Scalar multiplication, in this context, involves multiplying a scalar (a single number) by each entry of a matrix. You can think of it as inflating or deflating the values of the matrix uniformly across all entries. For example, multiplying matrix A by 4, the scalar, scales up every number in A by four times. Meanwhile, subtraction in matrices algebra means taking two matrices of the same size and subtracting their corresponding entries to produce a new matrix. As seen in the solution, this is how we isolate X to solve the given matrix equation.

In the realm of matrices, subtraction might seem straightforward, but it requires attention to detail. Matrix subtraction can only occur between two matrices of the same dimensions. That is, they must have the same number of rows and columns. The process is similar to addition; you subtract corresponding elements from the matrices involved. For instance, if we have two matrices C and D, where \( C_{ij} \) and \( D_{ij} \) represent their elements at row i and column j, the resulting matrix E after the operation \( C - D \) will have elements \( E_{ij} = C_{ij} - D_{ij} \).

Our exercise demonstrates this with matrices B and 4A, which are both 3 by 2 matrices. They subtract element-wise to yield matrix X. It's a process that requires careful alignment of corresponding elements, ensuring that the subtraction of numbers is done correctly. The calculate-by-hand approach is systematic, subtracting one pair of numbers at a time to ensure accuracy.

Scalar multiplication is the operation where each entry in a matrix is multiplied by a scalar (a real number). This differs from matrix multiplication in that every element of the matrix is affected uniformly, and the dimension of the matrix remains unchanged. In the exercise, the scalar multiplication involves multiplying every element of matrix A by 4. This action augments the value of each element, effectively resizing the matrix values while keeping the structure identical.

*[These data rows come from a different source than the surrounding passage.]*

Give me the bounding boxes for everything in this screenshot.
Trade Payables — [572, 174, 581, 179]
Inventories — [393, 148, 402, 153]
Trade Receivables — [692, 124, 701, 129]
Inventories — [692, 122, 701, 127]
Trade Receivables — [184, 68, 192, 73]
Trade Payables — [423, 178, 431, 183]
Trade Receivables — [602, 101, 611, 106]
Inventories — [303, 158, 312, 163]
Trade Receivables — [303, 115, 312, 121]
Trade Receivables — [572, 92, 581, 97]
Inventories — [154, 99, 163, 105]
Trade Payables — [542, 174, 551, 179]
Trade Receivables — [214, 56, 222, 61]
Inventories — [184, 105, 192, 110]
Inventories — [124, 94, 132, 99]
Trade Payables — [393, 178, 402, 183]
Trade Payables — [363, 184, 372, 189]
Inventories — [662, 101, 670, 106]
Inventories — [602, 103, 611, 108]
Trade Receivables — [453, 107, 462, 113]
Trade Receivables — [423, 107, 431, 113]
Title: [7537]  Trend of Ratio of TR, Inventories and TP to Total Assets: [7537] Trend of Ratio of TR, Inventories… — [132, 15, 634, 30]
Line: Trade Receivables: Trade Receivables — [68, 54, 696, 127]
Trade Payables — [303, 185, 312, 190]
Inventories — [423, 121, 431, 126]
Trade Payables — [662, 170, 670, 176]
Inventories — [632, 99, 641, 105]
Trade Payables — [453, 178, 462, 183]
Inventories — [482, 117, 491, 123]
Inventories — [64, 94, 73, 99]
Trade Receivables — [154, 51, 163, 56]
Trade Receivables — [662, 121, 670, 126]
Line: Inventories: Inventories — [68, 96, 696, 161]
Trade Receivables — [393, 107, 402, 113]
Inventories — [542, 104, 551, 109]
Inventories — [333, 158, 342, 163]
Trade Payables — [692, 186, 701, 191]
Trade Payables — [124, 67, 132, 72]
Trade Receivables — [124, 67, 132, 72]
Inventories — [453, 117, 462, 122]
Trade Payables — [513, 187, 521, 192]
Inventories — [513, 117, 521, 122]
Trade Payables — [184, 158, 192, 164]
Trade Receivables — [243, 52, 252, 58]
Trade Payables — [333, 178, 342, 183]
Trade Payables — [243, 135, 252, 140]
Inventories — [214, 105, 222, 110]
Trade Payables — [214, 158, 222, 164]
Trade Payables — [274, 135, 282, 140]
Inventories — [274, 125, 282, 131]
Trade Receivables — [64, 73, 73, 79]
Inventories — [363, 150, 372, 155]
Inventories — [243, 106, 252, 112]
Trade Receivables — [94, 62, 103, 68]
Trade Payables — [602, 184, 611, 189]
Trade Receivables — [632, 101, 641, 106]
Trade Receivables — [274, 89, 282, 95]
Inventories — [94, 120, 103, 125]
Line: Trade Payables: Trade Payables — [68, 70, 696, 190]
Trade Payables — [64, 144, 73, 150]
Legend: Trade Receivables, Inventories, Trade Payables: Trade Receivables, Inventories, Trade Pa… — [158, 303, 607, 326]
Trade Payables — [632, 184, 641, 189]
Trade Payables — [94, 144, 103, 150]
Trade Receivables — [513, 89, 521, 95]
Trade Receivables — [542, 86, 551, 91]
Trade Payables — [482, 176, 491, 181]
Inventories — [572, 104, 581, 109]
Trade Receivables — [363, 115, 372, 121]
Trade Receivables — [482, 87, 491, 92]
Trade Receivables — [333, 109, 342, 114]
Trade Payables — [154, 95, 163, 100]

In practice, scalar multiplication is performed by taking the scalar and individually multiplying it across every entry of the matrix. When instructing on such operations, ensure students understand the uniformity associated with this process – the same scalar applied to every single entry without exception. Visual aids or color coding of matrix entries can be particularly helpful in demonstrating the scalar's distribution across all elements in a matrix.